Using coordinates in pytorch is a mismash between normalized coordinates, unnormalized coordinates, matrix indices, calls to meshgrid and grid_sample, and permuting/reshaping tensors. TorchSample aims to make it very simple to generate coordinates, and to sample a neural network with them.

For example, if we wanted to generate all the coordinates for a 2D image, and use them to query the image, we would have to perform the following:

import torch
import torch.nn.functional as F

image = torch.rand(1, 3, 480, 640)
unnormalized_coords_x, unnormalized_coords_y = torch.meshgrid(
    (torch.arange(image.shape[-1]), torch.arange(image.shape[-2])),
    indexing="xy",
)  # These are each shape (480, 640)
# This is for align_corners=False
normalized_coords_x = (unnormalized_coords_x * 2 + 1) / image.shape[-1] - 1
normalized_coords_y = (unnormalized_coords_y * 2 + 1) / image.shape[-2] - 1
normalized_coords = torch.stack((normalized_coords_x, normalized_coords_y), -1)
normalized_coords = normalized_coords[None]  # Add a singleton batch dimension

sampled = F.grid_sample(
    image, normalized_coords, mode="nearest", align_corners=False
)  # (1, 3, 480, 640)

assert (sampled == image).all()

That’s quite a lot of work! During all of this, it would be very easy to accidentally:

Swap (x, y) for (row, col) during mesh creation.
Normalize the coordinates improperly.
Stack the coordinates in the wrong order.

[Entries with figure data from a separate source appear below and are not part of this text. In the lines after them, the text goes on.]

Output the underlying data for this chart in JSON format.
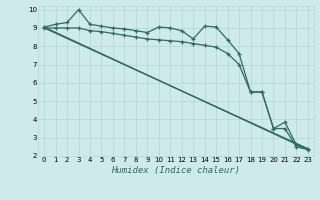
{
  "xlabel": "Humidex (Indice chaleur)",
  "background_color": "#ceeaea",
  "grid_color": "#b8d8d8",
  "line_color": "#2d6b5e",
  "xlim": [
    -0.5,
    23.5
  ],
  "ylim": [
    2,
    10.2
  ],
  "xticks": [
    0,
    1,
    2,
    3,
    4,
    5,
    6,
    7,
    8,
    9,
    10,
    11,
    12,
    13,
    14,
    15,
    16,
    17,
    18,
    19,
    20,
    21,
    22,
    23
  ],
  "yticks": [
    2,
    3,
    4,
    5,
    6,
    7,
    8,
    9,
    10
  ],
  "line1_x": [
    0,
    1,
    2,
    3,
    4,
    5,
    6,
    7,
    8,
    9,
    10,
    11,
    12,
    13,
    14,
    15,
    16,
    17,
    18,
    19,
    20,
    21,
    22,
    23
  ],
  "line1_y": [
    9.05,
    9.2,
    9.3,
    10.0,
    9.2,
    9.1,
    9.0,
    8.95,
    8.85,
    8.75,
    9.05,
    9.0,
    8.85,
    8.4,
    9.1,
    9.05,
    8.35,
    7.6,
    5.5,
    5.5,
    3.5,
    3.85,
    2.6,
    2.4
  ],
  "line2_x": [
    0,
    1,
    2,
    3,
    4,
    5,
    6,
    7,
    8,
    9,
    10,
    11,
    12,
    13,
    14,
    15,
    16,
    17,
    18,
    19,
    20,
    21,
    22,
    23
  ],
  "line2_y": [
    9.0,
    9.0,
    9.0,
    9.0,
    8.85,
    8.8,
    8.7,
    8.6,
    8.5,
    8.4,
    8.35,
    8.3,
    8.25,
    8.15,
    8.05,
    7.95,
    7.6,
    7.0,
    5.5,
    5.5,
    3.5,
    3.5,
    2.5,
    2.35
  ],
  "line3_x": [
    0,
    23
  ],
  "line3_y": [
    9.05,
    2.35
  ],
  "line4_x": [
    0,
    23
  ],
  "line4_y": [
    9.0,
    2.4
  ]
}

Conversely, lets see how this would look using TorchSample:

import torch
import torchsample as ts

image = torch.rand(1, 3, 480, 640)
coords = ts.coord.full_like(image)
sampled = ts.sample(coords, image, mode="nearest", feat_last=False)
assert (sampled == image).all()

Using TorchSample, the code is much more terse, readable, and less likely to contain a bug. This allows the developer to instead focus on their actual network architecture rather than getting caught up in the coordinate/sampling machinery.